Henry's background with Fabian socialism, as well as her knowledge of Australian labour legislation and woman suffrage attracted the attention of Margaret Dreier Robins, a prominent reformer of the time. Henry was invited by Robins to work for the National Women's Trade Union League of America in Chicago as a lecturer and field-worker. As a field worker Henry organised new branches, and as a journalist she became a key figure and voice in the campaign for 'woman suffrage, union organisation, vocational education, and labour legislation.'

Between 1907 and 1925 Henry served as an editor, publicist and lecturer for the WTUL. Henry played an active role in mobilising both the middle class as well as trade union support for the League's legislative, educational and organizational goals. As an activist she participated in many clubs such as the Melbourne Shakespeare Society, was secretary of the Women Writer's Club, lectured and frequently at women's organisations (like the Prahran and Kew Progressive League). Alice also served as an advisory member on committees set up by the National Council of Women and the Victorian Women's Federation. She was not a leader or organiser of the women's movement; she worked as a prominent publicist within it. Life and Labor was the journal of the National Women Trade Union League. It was published in Chicago and effectively promoted women's suffrage.

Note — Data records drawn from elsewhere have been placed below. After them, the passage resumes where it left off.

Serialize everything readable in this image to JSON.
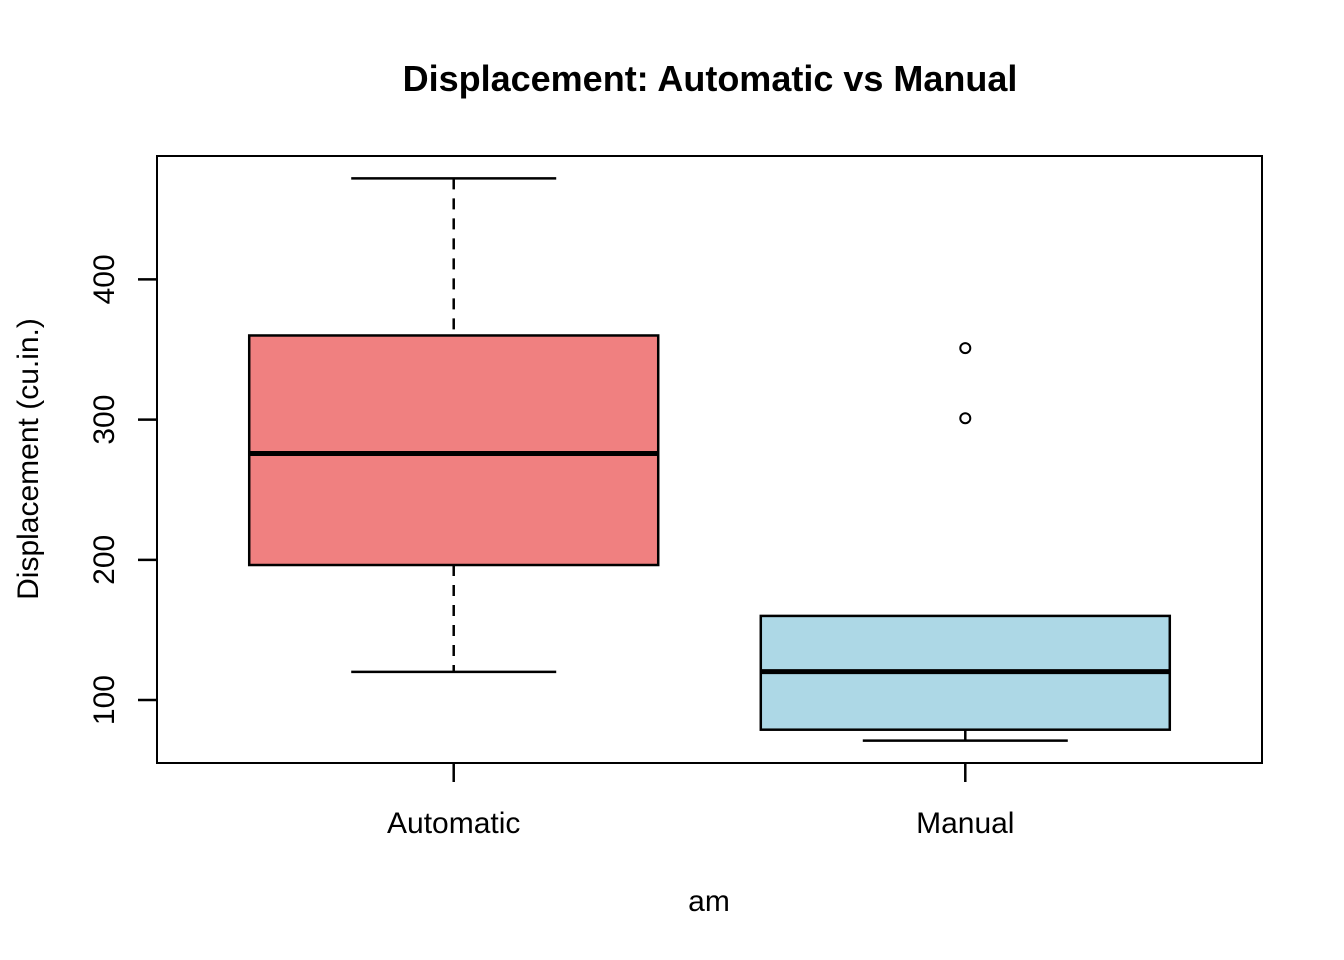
{
  "chart_data": {
    "type": "boxplot",
    "title": "Displacement: Automatic vs Manual",
    "xlabel": "am",
    "ylabel": "Displacement (cu.in.)",
    "categories": [
      "Automatic",
      "Manual"
    ],
    "yticks": [
      100,
      200,
      300,
      400
    ],
    "ylim": [
      55.1,
      488.0
    ],
    "grid": false,
    "legend": "none",
    "series": [
      {
        "name": "Automatic",
        "lower_whisker": 120.1,
        "q1": 196.3,
        "median": 275.8,
        "q3": 360,
        "upper_whisker": 472,
        "outliers": [],
        "fill": "#F08080"
      },
      {
        "name": "Manual",
        "lower_whisker": 71.1,
        "q1": 78.85,
        "median": 120.3,
        "q3": 160,
        "upper_whisker": 160,
        "outliers": [
          301,
          351
        ],
        "fill": "#ADD8E6"
      }
    ],
    "colors": {
      "stroke": "#000000",
      "median": "#000000",
      "background": "#FFFFFF",
      "box_fill_automatic": "#F08080",
      "box_fill_manual": "#ADD8E6"
    }
  }
}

On 19 May 1911 a suffrage meeting was held at The Pfister Hotel club room, there Henry urged that the best ways to obtain result was to carry out a campaign along intensive lines. There she advocated for street meetings to create interest in the suffrage cause. Henry said,

"Many persons will stop to listen at a street meeting who would not come to a suffrage meeting...The talks should be short about five minutes for those who are attracted will only pause for a few moments and a long speech would be lost on them. Any ready speaker would do."
Henry had the ability to captivate American audiences when she spoke due to her conviction and energy she exuded.
Henry saw current legislation and policy as not helping.
"I do not feel that the vote is any sort of advance for women. If you give suffrage to men and not women you are putting women on a relatively lower plane. Society will go backward if women don't get to vote."

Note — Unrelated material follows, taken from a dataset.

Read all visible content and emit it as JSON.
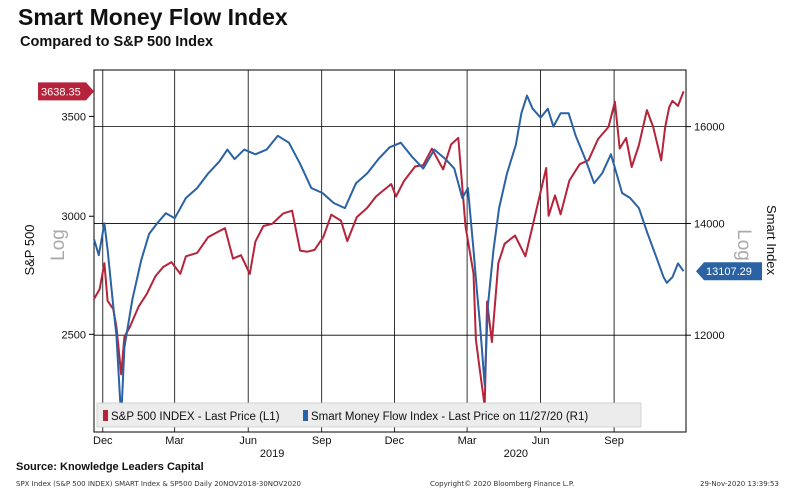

Through her own personal experience in Australia she said that women's suffrage there had resulted in a more positive shift in attitudes toward women in the industry. She cited that wages and factory conditions have improved and that in general industries had become more humanised. Henry did admit that the women had not been the only factor in these changes but that the increased power in women had a materially role in aiding these changes.

==Later life and legacy==
Henry retired to Santa Barbara, California in 1928 after completing a lecture and investigation tour in Britain. After suffering financially during the Great Depression, Henry returned to Australia in 1933. She continued her work later in life, and compiled a bibliography of Australian woman writers in 1937. Henry died on 14 February 1943 in a hospital in Melbourne.

Throughout her life Henry was passionate about feminism and the equal rights of women. Her passion for the emancipation and equality of women is her main legacy, as she devoted much of her life and writing towards that cause. Her two books The Trade Union Woman and Women and the Labor Movement offer insight into the lives of working-class women involved in progressive movements in the early twentieth century.